Are VCs incompetent or just inconsiderate? Not all venture capitalists mind you, just the ones who solicit your proposal, read your executive summary, or even meet with you, and then you never hear another word from them. What’s up with that?
There is a subset of the VC community that will just go silent at some point and you never hear from them again. I have raised venture funding for a few companies, and I would estimate this number at around 10-20% of all the funds I have approached. The Berkshire Hathaway annual report’s Acquisition Criteria section always contains the quote, "When the phone don’t ring, you’ll know it’s me." But that only applies where someone looking for funding doesn’t do their homework and sends in a proposal that doesn’t meet their criteria.

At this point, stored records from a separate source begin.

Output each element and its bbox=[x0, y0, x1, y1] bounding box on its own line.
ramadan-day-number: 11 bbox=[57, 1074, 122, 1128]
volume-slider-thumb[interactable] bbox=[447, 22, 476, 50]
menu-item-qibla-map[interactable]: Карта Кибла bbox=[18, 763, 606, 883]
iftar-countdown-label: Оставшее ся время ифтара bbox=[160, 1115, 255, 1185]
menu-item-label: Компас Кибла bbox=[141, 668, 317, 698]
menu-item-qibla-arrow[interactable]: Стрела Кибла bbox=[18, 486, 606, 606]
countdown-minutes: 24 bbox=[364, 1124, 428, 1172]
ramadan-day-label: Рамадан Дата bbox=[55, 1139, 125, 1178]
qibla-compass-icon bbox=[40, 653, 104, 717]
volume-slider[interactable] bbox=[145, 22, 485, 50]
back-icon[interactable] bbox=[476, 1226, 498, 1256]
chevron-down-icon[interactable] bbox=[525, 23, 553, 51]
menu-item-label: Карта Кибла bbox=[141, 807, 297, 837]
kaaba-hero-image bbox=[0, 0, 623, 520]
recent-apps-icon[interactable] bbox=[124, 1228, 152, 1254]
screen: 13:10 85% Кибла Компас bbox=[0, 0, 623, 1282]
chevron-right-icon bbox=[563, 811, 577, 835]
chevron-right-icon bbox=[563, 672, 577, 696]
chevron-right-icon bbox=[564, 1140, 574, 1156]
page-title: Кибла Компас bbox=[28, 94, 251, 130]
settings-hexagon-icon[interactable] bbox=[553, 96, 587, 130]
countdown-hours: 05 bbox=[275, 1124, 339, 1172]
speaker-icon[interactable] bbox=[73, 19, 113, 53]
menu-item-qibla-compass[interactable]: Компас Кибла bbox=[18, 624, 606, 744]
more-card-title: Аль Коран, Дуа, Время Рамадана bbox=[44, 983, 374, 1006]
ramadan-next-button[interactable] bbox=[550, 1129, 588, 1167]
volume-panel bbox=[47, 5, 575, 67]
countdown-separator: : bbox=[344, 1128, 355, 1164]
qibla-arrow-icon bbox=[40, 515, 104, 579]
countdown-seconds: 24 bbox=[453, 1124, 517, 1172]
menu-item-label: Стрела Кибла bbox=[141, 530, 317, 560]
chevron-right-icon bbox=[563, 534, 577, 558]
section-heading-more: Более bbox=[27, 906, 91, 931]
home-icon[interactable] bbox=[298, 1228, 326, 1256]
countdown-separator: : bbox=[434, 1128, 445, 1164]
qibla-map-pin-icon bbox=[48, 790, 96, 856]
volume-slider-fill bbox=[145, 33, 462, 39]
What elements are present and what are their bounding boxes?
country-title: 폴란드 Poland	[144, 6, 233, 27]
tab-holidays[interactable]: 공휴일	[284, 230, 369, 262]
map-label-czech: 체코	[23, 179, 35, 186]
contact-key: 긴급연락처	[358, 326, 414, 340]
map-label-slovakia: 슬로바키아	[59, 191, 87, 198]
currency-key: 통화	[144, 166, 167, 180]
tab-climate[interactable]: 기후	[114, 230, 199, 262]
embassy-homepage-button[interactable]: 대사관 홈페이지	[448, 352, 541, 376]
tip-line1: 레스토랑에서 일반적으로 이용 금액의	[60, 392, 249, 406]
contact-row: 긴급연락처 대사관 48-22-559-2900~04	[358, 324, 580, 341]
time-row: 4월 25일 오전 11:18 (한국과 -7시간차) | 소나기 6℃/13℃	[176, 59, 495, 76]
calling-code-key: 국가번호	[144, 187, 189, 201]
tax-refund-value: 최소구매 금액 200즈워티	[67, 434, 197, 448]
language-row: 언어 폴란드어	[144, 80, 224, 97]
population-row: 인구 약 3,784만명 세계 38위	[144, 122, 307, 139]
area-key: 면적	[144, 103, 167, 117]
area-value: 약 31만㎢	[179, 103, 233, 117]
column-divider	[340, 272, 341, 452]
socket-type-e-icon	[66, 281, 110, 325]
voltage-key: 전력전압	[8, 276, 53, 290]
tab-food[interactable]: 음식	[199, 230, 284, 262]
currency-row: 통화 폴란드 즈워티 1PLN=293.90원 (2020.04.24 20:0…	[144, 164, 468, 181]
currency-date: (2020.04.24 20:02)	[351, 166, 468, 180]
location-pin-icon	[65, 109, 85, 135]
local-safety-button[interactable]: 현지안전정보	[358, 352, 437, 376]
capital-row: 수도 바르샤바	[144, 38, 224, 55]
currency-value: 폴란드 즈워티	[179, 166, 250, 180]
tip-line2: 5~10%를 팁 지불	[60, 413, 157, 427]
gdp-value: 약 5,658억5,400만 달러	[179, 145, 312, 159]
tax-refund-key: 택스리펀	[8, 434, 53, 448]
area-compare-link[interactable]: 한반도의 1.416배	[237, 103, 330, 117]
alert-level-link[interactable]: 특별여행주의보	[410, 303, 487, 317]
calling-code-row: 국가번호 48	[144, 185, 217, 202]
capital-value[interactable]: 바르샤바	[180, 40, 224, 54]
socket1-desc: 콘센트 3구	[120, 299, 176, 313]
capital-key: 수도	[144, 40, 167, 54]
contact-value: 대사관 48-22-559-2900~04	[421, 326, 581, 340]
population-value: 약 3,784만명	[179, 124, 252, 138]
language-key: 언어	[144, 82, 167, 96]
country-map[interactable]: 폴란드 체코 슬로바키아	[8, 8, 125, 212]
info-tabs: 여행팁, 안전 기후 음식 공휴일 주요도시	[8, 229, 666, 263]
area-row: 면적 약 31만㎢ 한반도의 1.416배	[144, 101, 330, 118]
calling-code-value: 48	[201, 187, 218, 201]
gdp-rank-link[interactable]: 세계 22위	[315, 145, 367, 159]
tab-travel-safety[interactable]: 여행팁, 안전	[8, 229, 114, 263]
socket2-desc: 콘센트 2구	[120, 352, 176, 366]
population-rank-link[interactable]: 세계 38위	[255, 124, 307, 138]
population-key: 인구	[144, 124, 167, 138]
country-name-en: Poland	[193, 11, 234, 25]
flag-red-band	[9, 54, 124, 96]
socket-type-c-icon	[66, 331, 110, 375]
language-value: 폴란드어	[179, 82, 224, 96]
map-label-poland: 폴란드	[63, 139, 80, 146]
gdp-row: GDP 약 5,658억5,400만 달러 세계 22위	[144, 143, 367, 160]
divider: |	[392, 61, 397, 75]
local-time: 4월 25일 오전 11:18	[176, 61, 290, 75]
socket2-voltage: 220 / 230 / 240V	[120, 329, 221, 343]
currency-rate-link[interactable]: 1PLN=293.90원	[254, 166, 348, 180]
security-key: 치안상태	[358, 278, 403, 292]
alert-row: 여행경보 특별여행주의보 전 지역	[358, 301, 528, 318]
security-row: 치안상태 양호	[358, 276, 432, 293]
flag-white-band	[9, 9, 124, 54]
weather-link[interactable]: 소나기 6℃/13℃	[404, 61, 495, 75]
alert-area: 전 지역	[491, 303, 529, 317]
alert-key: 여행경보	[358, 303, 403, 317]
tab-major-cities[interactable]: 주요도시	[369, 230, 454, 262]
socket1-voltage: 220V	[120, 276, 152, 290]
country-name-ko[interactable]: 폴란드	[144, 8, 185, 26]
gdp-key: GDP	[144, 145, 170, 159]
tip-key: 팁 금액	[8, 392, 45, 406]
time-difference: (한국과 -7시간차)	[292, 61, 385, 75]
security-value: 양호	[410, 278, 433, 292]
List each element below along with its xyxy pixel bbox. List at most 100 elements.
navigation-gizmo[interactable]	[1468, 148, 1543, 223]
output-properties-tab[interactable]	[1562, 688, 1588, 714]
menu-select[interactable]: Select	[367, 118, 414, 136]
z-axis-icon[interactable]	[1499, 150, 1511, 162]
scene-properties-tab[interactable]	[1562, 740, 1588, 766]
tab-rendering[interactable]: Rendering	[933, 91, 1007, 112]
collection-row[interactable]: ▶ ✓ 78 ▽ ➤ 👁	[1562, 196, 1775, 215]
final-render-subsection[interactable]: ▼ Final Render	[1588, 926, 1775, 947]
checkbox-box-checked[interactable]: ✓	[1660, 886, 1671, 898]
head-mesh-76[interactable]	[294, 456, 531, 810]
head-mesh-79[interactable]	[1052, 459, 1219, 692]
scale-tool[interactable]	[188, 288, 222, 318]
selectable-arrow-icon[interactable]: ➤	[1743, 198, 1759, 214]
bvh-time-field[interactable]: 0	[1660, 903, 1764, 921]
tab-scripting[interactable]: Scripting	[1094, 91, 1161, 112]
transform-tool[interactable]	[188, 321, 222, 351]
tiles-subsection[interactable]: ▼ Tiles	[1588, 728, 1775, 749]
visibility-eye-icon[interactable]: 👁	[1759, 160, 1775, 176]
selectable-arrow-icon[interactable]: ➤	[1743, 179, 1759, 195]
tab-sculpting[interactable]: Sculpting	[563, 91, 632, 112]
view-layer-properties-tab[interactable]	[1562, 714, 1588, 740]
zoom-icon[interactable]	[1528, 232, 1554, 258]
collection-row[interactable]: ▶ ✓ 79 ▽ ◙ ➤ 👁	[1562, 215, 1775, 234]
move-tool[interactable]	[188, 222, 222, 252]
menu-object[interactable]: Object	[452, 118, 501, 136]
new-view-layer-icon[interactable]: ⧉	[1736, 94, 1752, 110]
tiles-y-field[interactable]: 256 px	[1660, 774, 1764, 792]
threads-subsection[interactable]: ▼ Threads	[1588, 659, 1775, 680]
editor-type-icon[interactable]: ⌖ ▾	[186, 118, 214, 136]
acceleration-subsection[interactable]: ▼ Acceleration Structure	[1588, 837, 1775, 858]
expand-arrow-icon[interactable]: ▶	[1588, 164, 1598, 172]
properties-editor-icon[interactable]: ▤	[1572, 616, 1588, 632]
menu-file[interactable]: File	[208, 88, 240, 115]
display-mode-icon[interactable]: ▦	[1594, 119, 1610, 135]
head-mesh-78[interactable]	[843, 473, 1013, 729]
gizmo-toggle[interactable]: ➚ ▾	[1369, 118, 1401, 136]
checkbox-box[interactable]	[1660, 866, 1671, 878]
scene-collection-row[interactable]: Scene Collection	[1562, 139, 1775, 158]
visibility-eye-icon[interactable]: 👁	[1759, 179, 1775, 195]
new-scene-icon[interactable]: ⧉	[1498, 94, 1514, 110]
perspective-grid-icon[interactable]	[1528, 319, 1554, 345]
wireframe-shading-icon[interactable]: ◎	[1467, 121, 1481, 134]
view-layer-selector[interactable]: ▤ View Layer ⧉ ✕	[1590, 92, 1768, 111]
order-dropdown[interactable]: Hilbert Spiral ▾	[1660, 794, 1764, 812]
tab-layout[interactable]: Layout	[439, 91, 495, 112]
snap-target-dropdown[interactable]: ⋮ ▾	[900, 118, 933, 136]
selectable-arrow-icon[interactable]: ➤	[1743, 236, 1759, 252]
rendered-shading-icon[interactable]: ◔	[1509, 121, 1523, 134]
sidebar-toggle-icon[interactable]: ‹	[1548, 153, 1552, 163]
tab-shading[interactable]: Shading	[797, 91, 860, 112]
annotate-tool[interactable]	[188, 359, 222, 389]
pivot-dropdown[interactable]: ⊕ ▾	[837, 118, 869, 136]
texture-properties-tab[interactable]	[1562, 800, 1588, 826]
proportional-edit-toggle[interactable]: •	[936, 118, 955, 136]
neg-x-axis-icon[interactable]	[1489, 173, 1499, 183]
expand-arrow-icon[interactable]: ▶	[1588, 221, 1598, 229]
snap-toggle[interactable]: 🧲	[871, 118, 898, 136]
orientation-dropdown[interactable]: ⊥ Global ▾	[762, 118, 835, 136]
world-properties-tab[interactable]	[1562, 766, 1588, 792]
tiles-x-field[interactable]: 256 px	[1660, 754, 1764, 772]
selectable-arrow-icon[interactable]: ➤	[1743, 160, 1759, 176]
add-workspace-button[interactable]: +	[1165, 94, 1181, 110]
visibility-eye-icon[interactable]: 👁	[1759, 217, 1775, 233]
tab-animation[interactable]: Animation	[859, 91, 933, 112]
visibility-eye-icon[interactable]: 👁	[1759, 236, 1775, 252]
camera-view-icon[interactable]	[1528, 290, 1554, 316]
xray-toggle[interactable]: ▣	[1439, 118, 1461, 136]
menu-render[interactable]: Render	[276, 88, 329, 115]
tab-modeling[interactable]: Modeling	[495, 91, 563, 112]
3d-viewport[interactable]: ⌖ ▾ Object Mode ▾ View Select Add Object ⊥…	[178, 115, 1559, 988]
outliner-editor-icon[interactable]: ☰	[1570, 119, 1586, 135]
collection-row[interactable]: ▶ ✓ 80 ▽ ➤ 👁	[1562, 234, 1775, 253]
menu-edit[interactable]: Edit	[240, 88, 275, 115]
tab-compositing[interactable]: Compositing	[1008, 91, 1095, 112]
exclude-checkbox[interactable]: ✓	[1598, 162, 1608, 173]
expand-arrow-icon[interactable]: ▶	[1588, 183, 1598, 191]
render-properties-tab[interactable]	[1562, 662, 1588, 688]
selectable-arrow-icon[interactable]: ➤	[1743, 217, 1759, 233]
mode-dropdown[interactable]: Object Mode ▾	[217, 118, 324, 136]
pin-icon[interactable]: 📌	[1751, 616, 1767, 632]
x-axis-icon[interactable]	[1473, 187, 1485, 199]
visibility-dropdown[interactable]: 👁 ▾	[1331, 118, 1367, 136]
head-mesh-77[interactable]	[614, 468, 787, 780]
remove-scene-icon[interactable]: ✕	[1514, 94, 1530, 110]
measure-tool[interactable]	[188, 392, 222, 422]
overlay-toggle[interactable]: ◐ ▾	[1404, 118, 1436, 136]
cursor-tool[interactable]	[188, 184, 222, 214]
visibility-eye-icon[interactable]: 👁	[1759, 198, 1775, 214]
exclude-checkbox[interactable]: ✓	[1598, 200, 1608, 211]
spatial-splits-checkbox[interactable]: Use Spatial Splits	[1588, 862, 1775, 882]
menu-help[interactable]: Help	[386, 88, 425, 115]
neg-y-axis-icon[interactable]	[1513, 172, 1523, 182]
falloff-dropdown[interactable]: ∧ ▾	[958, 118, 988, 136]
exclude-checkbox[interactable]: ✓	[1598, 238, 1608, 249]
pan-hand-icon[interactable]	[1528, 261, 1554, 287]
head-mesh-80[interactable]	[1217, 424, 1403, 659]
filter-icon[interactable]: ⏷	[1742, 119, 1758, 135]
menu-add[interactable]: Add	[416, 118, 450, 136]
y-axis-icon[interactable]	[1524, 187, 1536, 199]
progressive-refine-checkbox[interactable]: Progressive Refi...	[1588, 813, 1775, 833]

The problem in the VC community is broader than that. I have seen potential investors go silent:
- After researching their investment criteria and seeing that we may be a good fit.
- After getting an introduction to the fund from a respected referral source.
- After communicating with a partner who said, “This looks interesting. I will look at your executive summary and get back to you.”
- And even after having a conference call or face-to-face meeting to go through our business plan in detail.
If silence always meant rejection, then this wouldn’t be such a problem, other than the fact that I waste my time making multiple calls or sending several e-mails to follow up. But silence doesn’t always mean rejection. I have spent literally weeks trying to get a response from a VC, only to hear, “Thank you for being so persistent. We remain interested, but we’ve been swamped / we just closed our new fund / an investment committee member has been on vacation / etc.” The process has then continued. So you can’t just give up.
My strategy when I get the silent treatment has been to leave a series of three to five messages (depending on the quality of the introduction or level of previous engagement) with the last one politely saying, “This is the last time I’m going to call.” But boy, what a waste of time this is. Entrepreneurs bust their butts and spend dozens of hours writing business plans, arranging investor meetings, and preparing and making presentations. Venture capital fund managers owe them the courtesy and respect of making a two-minute phone call to say, “No thank you.”
Thanks Frank, that is indeed frustrating. So what’s the deal? Here is my take:
I’ve always taken the approach (as does my co-author Brad) that you try to keep communication as efficient and responsive as possible. We regularly say that we will return any email that we get, but also caution that phone calls are much harder to return. I think there are two takeaways from this: first, whomever you are dealing with, try to find out their preferred mode of communication and two; I don’t necessarily think that we represent the norm when it comes to responsiveness.
We also try to say “no” as quickly as possible to deals that we are evaluating in our pipeline that aren’t going to be funded by us. There is no use keeping the entrepreneur on the hook if you aren’t going to fund a deal and we try to come to the “no” decision as quickly as possible.
I agree, Frank, there is a lot of bad communication “mojo” in the venture world. In fact, I see it too. I’ve seen countless times where VCs have been unresponsive to entrepreneurs, other VCs, or even their own portfolio companies.
In fairness, keep in mind that most good VCs are reviewing a massive amount of emails, business plans and proposals, so there are times when one can get buried. Take for instance the situation where one of my companies is in the middle of a sale process, while I’m in fundraising mode and moving into a new office. (That actually happened to me last fall). I’m clearly going to get slower in responses, but this normally affects timing by days, not weeks, as you mentioned above.
Okay, I haven’t answered your question: Are VCs incompetent or just inconsiderate? I think it’s more of the latter than the former, but ineffective communication styles, in my opinion, will eventually affect a VCs returns as reputations do matter in this business.